Selby states that CIAC Inc is “powered by,” MJS Creatives, which lists itself as “a strategic media and development firm that leads national campaigns, branded content, and high impact storytelling across sports and music,” and lists Malik Olsen as its president.
Reached for comment, Olsen claims that the only registered entity is the Connecticut Association of Schools, and that the organization known as the Connecticut Interscholastic Athletic Conference was dissolved in 2001, according to the Secretary of State’s business records.
The Connecticut Interscholastic Athletic Conference was started roughly one hundred years ago and merged with the Connecticut Association of Schools in the 1950s, and has held its acronym and trademark the entire time.
However, Olsen says that since CIAC is not registered as a subsidiary on CAS’s 990 forms, nor is CIAC registered as a 501(c)3, he and his partners registered their own entity and claim that CAS-CIAC has no real authority to enforce athletic policy.
“Long story short, the CIAC, legally right now, can’t enforce policy.
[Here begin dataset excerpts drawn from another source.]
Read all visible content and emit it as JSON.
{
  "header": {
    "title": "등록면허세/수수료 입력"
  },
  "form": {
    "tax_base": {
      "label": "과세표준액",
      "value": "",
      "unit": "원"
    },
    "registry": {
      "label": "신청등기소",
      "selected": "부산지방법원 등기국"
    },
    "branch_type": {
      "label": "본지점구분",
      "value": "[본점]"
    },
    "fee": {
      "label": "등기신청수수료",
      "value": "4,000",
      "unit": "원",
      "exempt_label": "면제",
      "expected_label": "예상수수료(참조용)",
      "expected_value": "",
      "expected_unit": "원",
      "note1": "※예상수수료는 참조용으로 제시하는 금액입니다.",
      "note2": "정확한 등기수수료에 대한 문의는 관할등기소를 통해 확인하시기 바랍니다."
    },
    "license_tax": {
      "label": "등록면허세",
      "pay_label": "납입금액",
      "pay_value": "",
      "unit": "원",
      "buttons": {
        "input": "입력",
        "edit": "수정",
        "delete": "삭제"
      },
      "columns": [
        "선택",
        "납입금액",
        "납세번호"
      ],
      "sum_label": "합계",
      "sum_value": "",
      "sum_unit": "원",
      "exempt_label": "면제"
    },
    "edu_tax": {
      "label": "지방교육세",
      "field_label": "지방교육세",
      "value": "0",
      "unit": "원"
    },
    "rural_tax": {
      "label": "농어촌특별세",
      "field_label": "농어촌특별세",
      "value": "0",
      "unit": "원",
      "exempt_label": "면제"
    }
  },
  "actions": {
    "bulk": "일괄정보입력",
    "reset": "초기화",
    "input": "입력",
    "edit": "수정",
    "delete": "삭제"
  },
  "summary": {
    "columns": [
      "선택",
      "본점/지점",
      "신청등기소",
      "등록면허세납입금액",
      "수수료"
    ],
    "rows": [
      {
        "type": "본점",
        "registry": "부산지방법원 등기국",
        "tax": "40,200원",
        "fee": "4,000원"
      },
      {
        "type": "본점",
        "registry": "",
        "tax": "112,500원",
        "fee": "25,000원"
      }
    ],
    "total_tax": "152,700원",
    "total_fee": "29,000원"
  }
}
They can’t force schools to enforce policies due to the fact that they’re not registered in the capacity that they’ve claimed for the past twenty-four years,” Olsen said on a phone call. “The Connecticut Association of Schools has been running things the entire time, and the CIAC was administratively dissolved back in 2001, so they’ve been operating the CIAC as a ghost organization.”
Olsen points to the recent issue in Windsor High School of former NFL football player Chris Baker being banned from high school football games and practices “due to repeated conduct that undermined the authority of the coaching staff, interfered with the team’s philosophy and instruction and raised concerns regarding compliance with CIAC regulations,” according to a letter from the school that Baker posted on social media.
“All these schools that are operating on a budget deficit, it’s because those schools have to pull funding from their education budget in order to fund programs like football, all these sports that require more money but there’s no way to prove where the money is going,” Olsen said. “Which gets me back to the Chris [Baker] situation, that they legally can’t enforce policy when that legal entity they’ve been pushing doesn’t exist outside the registration that we have.”
Olsen has posted several essays criticizing the CAS-CIAC on LinkedIn claiming that high school sports are “governed with a heavy hand.” In one posting, Olsen claims, “The CIAC is now under new leadership, and we are rebuilding it from the inside out.”
The CAS-CIAC is claiming unfair competition through CIAC Inc’s use of their logo and their intention to cause confusion and deception with their members; “cybersquatting,” through registering www.officialciac.com as a domain address, and common law infringement, among several other claims.
They are seeking monetary damages, orders to forfeit domain names and social media accounts that claim to be the CIAC, and an order CIAC Inc., contact “each and every person” to whom they represented themselves as the “official” CIAC.
In August U.S. District Court Judge Sarah F. Russell granted a preliminary injunction against CIAC Inc., enjoining them from using the CAS-CIAC trademark; using the acronym “CIAC” or any similar symbol or logo, making any further misleading claims, and they must remove all posts that use the CIAC name or its trademark.
Although CIAC Inc. has yet to file any responses in court, Olsen says they are coming. He is currently living in Brooklyn with family as he recovers from an illness, but states he will be back in Hartford soon to make his case in state court, which he believes will get the injunction lifted and the federal case frozen so they could do what they originally set out do – form a new CIAC.
“Honestly, trademark infringement is nothing compared to what we’re about to file in state court,” Olsen said. “We weren’t exposing this just to expose it; we’re exposing it with a plan to fix it to make it more beneficial for everybody.